According to a statement posted on the ministry’s website, it will continue to communicate with the public via press releases, a WhatsApp group, YouTube, Instagram, and “other social media.” The Bundeswehr reserves the right to post on X “in the case of disinformation campaigns,” it said.
The move comes after over 60 German universities and research institutes announced their departure from X, alleging “increasing radicalization” on the site. Two labor unions and the top federal court have also departed the platform in a huff.
Musk bought Twitter in October 2022, citing the previous management’s out-of-control censorship, and has since rebranded the platform as X. Proponents of “fact-checking” and censoring “disinformation” have tried to set up alternatives such as Threads and Bluesky, but failed to make an appreciable dent in X’s user base.
Chancellor Olaf Scholz will continue to use X “for the time being,” his spokesman told reporters in Berlin on Wednesday. “It’s a difficult balance to strike,” the official representative said, describing X as “not without controversy.”
The “controversy” in question appears to be Musk’s endorsement of AfD and an interview with Weidel.
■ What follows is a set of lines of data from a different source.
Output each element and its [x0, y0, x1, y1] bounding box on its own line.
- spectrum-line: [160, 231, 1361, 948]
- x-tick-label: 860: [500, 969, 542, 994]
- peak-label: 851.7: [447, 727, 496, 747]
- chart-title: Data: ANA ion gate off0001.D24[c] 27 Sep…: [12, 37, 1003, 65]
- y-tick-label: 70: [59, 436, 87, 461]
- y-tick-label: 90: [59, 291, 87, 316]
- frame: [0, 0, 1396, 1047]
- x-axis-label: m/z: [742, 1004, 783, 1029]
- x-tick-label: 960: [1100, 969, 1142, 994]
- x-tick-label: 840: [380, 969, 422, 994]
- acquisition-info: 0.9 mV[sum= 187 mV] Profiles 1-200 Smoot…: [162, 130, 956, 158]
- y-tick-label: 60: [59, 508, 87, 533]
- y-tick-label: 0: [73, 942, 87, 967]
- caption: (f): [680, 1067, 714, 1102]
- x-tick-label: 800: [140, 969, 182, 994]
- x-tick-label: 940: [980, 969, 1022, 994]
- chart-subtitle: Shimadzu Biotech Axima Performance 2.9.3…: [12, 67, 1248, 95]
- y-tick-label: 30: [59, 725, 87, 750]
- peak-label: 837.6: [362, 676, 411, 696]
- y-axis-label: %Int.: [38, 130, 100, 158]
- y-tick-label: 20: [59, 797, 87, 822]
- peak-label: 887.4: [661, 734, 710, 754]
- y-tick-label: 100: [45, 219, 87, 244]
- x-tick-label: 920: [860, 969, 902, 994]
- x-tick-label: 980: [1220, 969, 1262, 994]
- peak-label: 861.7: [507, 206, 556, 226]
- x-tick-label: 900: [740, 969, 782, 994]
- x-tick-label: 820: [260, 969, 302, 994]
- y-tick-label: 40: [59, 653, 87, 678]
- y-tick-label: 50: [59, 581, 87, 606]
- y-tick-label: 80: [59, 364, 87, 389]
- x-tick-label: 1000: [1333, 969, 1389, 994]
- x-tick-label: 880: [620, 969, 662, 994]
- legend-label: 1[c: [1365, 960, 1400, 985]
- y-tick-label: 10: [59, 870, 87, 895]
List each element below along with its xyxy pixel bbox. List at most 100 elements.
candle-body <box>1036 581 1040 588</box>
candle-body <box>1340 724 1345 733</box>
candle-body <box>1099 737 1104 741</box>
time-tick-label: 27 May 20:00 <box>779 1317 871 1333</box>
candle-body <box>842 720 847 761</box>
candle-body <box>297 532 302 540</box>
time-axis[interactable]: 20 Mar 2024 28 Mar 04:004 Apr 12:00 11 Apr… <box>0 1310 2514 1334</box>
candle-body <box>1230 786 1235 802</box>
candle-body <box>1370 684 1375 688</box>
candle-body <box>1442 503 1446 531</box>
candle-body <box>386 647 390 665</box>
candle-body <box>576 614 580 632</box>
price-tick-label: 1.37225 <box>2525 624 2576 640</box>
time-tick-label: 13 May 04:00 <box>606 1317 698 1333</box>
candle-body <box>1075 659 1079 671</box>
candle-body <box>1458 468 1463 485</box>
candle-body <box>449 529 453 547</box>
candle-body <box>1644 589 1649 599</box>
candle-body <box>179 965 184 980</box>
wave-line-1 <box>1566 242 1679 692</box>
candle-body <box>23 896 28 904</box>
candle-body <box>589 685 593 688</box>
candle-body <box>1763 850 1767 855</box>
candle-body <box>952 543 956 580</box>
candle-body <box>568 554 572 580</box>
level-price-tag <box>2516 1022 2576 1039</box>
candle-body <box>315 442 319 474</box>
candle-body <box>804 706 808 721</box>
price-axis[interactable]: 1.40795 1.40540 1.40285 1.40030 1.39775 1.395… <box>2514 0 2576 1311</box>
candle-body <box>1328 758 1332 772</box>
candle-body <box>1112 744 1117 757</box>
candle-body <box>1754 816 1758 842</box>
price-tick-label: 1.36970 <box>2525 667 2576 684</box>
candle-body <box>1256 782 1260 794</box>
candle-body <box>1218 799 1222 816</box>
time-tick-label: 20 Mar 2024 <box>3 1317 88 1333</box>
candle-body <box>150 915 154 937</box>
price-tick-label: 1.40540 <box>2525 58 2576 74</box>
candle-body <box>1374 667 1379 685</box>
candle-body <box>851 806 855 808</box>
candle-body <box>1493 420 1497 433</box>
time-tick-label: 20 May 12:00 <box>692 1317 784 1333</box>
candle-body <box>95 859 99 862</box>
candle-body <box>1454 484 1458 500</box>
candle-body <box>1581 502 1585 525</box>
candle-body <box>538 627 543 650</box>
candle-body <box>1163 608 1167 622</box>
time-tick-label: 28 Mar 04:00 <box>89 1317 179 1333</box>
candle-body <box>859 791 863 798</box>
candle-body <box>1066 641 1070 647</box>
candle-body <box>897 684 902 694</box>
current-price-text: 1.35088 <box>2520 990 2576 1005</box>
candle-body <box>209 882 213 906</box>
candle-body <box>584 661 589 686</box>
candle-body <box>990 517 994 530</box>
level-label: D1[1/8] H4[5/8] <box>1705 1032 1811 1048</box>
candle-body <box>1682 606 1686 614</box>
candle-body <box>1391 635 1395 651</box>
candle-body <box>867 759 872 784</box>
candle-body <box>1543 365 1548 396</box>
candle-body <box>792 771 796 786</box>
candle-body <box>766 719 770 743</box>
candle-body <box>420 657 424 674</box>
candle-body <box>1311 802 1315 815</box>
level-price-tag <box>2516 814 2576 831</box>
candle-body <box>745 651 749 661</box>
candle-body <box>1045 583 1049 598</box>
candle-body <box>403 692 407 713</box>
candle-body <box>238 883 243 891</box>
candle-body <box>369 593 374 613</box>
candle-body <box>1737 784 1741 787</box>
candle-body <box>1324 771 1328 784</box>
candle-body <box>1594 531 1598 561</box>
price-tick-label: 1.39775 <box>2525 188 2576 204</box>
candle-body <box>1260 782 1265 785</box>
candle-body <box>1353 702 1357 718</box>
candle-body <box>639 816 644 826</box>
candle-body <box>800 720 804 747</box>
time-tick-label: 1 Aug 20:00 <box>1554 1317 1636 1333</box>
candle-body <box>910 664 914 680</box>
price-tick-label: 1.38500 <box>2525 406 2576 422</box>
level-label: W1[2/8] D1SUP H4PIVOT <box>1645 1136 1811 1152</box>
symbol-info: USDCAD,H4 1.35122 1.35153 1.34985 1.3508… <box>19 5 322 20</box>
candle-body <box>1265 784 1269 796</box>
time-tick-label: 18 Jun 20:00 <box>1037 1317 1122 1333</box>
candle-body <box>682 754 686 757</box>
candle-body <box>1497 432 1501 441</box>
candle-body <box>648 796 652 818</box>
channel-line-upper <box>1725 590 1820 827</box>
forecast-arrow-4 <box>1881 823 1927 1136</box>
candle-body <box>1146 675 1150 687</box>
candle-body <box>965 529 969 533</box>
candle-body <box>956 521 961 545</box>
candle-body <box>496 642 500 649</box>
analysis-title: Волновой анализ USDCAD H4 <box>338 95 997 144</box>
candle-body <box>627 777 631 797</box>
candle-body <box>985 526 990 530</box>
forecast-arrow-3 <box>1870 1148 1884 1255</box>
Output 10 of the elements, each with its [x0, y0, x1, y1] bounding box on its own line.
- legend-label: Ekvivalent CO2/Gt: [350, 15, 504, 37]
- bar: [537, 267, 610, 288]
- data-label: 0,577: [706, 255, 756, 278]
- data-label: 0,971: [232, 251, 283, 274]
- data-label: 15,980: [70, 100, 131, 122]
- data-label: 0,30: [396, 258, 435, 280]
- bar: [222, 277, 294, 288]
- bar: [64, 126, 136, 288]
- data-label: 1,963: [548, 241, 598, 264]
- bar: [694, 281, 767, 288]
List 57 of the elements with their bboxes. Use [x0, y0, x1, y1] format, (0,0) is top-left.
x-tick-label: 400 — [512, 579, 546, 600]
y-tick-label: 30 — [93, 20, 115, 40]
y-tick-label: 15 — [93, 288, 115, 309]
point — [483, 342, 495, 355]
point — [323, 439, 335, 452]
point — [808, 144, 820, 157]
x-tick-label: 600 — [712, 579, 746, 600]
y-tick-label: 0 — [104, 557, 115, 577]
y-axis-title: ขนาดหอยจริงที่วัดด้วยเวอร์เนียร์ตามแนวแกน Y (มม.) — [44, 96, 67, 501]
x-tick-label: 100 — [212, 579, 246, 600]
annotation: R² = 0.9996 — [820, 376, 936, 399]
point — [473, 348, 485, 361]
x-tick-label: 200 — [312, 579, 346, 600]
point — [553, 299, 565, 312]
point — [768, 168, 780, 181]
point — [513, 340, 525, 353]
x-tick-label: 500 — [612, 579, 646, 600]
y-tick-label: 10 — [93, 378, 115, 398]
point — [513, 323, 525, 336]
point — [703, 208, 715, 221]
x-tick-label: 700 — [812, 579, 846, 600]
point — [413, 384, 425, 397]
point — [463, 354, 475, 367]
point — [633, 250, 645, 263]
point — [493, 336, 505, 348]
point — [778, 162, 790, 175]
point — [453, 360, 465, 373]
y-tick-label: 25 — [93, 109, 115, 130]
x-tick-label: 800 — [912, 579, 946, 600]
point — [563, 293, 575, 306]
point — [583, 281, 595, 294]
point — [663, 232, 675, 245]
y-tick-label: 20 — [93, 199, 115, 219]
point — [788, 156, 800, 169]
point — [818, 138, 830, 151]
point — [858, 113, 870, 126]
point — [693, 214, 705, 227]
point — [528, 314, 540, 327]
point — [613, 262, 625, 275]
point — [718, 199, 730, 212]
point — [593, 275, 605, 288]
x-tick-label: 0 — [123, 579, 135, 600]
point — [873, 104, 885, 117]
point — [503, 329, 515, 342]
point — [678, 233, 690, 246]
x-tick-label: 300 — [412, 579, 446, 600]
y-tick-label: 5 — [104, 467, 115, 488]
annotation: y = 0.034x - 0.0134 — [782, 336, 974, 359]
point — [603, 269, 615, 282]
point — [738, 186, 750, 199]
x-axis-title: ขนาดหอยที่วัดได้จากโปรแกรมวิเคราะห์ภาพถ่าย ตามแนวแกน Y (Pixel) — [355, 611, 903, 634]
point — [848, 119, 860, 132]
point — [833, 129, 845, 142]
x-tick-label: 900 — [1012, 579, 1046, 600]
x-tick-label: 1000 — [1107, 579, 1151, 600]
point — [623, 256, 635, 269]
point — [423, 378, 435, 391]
He did the same last year to back Donald Trump’s presidential bid in the US, which saw him triumph in November.
The German establishment has long tarred AfD with accusations of “extremism,” but its popularity has surged in recent months due to its positions on immigration and the economy. Scholz’s “traffic light” coalition collapsed in November and Germans will have to vote for a new parliament in late February.